Today, CCS sits firmly on the EU policy agenda. It's recognised as a strategic tool for decarbonisation and industrial competitiveness. The Net-Zero Industry Act created, for the first time, an EU-level obligation to build CO2 storage capacity. The Commission adopted a dedicated Industrial Carbon Management Strategy, embedded CCS in its 2040 climate planning, recognised CO2 infrastructure under Trans-European Networks for Energy Regulation (TEN-E), and channelled funding into first-mover projects.
The market is moving too. According to Clean Air Task Force data, Europe now has 10 projects online with a total storage capacity of 14 million tonnes per year. At the beginning of 2025, my predecessor warned that progress had stalled. One year on, 2025 proved to be a breakout year.
So we should celebrate. And we are. Last Saturday marked three years of CCS Europe. But celebration without honesty isn't worth much.
"We need faster permitting. Stronger investment signals. A CO2 infrastructure regulation that delivers real certainty for project developers. And we need institutional stakeholders, across every relevant DG and every member state, to close the distance between political recognition and operational support." - Bergur Løkke Rasmussen, CCS Europe Director
The gap between recognition and action
We recently met with senior officials from DG CLIMA, DG ENER, DG GROW, and DG COMP to discuss the path ahead for CCS in Europe. Having all four Directorates-General around the table was significant in itself. It reflected the reality that carbon management cuts across energy, industry, competition, and climate policy simultaneously. CCS doesn't sit neatly in one DG's portfolio. It demands cross-cutting commitment.
The conversations were concrete and productive. We discussed the upcoming CO2 infrastructure regulation at length, alongside the urgent need for measures to unlock Final Investment Decisions at a time when they matter more than ever.
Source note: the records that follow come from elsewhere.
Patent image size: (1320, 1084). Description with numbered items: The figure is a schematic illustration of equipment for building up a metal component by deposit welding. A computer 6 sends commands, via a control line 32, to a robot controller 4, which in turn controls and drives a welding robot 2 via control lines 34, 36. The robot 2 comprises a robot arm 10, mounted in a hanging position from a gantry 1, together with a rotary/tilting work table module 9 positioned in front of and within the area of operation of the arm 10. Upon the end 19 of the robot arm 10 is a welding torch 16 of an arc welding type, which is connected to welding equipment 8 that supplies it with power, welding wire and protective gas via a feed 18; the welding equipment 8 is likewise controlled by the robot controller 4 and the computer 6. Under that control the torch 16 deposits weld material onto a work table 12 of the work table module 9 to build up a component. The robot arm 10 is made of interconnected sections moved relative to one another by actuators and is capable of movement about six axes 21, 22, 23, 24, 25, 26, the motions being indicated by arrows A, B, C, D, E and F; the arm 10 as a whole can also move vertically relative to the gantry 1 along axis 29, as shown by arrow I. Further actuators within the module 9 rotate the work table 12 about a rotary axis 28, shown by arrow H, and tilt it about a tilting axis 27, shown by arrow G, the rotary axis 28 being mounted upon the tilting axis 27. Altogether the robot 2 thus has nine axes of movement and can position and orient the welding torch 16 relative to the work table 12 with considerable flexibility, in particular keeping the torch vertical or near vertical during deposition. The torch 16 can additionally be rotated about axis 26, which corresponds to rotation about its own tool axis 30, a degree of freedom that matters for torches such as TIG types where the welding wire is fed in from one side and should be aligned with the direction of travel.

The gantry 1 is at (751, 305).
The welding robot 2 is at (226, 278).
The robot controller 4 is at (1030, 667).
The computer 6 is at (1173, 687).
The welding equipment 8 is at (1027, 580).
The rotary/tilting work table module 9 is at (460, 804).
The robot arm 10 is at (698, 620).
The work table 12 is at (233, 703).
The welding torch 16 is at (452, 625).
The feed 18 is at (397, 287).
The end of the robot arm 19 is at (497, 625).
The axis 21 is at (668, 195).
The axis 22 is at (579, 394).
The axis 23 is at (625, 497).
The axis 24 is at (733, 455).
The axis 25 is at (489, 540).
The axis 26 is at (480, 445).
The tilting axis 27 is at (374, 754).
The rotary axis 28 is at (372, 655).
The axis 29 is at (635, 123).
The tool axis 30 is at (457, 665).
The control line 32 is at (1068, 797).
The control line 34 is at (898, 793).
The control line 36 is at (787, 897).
I left feeling encouraged, but not fully reassured. The Commission is clearly supportive of CCS. What's still missing is a joined-up operational vision for how to actually support the ramp-up of projects at the pace and scale required. The goodwill is genuine. The implementation roadmap to match it has yet to materialise.
The numbers don't lie
We're still far from the 50 million tonnes per year storage capacity target by 2030. And the longer-term picture is even more demanding: the Industrial Carbon Management Strategy calls for 280 million tonnes per year of storage by 2040. That means bringing roughly 19 to 20 million tonnes of additional capacity online every single year for the next 14 years.
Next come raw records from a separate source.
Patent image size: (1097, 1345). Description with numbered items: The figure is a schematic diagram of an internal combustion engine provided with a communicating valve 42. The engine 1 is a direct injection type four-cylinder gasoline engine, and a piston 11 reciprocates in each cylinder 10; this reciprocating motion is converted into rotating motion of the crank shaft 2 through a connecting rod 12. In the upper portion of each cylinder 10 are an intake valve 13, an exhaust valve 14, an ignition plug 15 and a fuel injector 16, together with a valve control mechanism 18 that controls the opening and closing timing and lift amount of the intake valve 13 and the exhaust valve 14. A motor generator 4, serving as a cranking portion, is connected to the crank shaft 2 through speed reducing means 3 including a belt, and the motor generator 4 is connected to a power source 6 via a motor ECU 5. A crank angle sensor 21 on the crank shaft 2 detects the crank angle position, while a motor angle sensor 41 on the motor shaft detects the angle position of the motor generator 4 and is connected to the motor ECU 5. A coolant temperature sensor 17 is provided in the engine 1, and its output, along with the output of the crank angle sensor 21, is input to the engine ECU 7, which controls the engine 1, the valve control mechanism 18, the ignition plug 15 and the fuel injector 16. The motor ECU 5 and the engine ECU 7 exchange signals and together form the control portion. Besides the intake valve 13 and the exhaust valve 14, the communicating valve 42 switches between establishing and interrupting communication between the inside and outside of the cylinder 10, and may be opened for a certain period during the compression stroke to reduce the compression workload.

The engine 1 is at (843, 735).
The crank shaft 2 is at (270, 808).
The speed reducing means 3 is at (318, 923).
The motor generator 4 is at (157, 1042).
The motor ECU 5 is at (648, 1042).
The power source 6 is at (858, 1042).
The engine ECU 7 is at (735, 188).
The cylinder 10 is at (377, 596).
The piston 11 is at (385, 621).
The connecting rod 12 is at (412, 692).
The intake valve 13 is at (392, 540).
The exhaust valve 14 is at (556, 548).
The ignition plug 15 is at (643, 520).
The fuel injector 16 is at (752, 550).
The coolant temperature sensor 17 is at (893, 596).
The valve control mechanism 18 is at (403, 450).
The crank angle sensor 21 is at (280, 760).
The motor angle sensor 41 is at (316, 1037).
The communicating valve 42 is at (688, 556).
Permitting delays, slow infrastructure development, and a lack of funding drivers towards Final Investment Decisions continue to be obstacles in our pursuit of a full-scale, operational European CCS ecosystem.
What we're calling for
We need faster permitting. Stronger investment signals. A CO2 infrastructure regulation that delivers real certainty for project developers. And we need institutional stakeholders, across every relevant DG and every member state, to close the distance between political recognition and operational support.
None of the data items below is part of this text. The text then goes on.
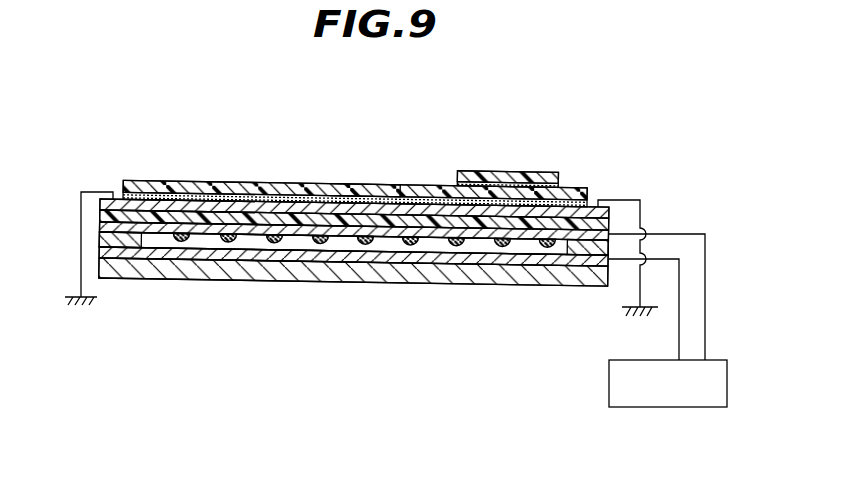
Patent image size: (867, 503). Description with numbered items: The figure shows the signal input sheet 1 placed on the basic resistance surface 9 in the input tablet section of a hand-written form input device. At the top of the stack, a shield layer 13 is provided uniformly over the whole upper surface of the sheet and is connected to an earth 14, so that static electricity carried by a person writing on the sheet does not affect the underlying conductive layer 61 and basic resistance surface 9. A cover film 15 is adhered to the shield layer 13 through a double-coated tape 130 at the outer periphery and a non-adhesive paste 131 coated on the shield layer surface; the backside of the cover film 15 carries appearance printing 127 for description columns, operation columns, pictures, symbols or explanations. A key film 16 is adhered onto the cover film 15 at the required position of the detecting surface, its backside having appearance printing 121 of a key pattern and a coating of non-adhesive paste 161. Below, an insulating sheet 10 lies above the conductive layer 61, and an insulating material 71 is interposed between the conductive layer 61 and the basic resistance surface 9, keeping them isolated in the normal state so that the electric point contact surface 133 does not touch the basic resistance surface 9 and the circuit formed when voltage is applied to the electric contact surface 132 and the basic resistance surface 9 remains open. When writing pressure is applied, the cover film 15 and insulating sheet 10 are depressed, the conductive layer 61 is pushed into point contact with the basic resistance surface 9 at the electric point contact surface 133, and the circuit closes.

The signal input sheet 1 is at (199, 172).
The basic resistance surface 9 is at (345, 255).
The insulating sheet 10 is at (158, 212).
The shield layer 13 is at (245, 210).
The earth 14 is at (108, 192).
The cover film 15 is at (258, 190).
The key film 16 is at (500, 146).
The conductive layer 61 is at (165, 233).
The insulating material 71 is at (192, 237).
The appearance printing of key pattern 121 is at (487, 167).
The appearance printing 127 is at (360, 190).
The double-coated tape 130 is at (364, 163).
The non-adhesive paste 131 is at (315, 193).
The electric contact surface 132 is at (522, 242).
The electric point contact surface 133 is at (296, 248).
The non-adhesive paste 161 is at (515, 177).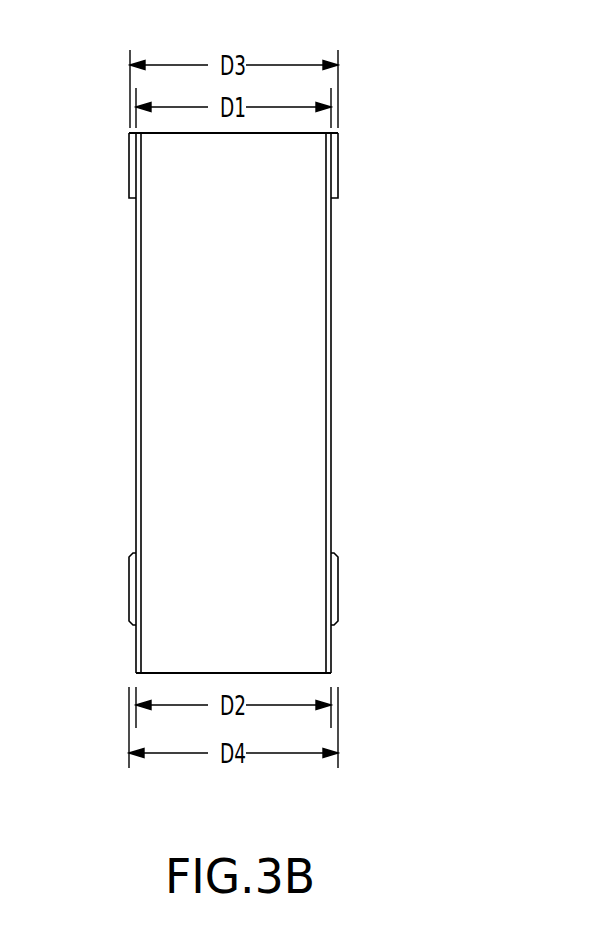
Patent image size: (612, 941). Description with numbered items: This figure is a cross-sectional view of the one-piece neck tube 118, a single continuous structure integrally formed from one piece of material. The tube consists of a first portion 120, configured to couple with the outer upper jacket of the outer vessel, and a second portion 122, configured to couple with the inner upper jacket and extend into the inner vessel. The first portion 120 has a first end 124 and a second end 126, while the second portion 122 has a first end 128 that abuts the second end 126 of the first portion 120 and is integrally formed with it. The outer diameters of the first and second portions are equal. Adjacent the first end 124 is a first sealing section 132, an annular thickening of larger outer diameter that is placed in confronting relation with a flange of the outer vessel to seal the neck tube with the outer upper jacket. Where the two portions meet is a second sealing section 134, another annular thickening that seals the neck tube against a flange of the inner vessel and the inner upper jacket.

The one-piece neck tube 118 is at (87, 92).
The first portion 120 is at (389, 220).
The second portion 122 is at (343, 655).
The first end of the first portion 124 is at (361, 110).
The second end of the first portion 126 is at (358, 547).
The first end of the second portion 128 is at (357, 583).
The first sealing section 132 is at (140, 153).
The second sealing section 134 is at (130, 588).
We won't decarbonise cement, lime, steel, or chemicals without CCS. Everyone in Brussels knows that now. Three years ago, they didn't. That's real progress.
But recognition alone won't cut emissions. Now is the time to move from ambition to action and to focus our energy on implementing at scale. That's what CCS Europe was created to push for. That is our boulder. And we’ll keep on pushing to new heights.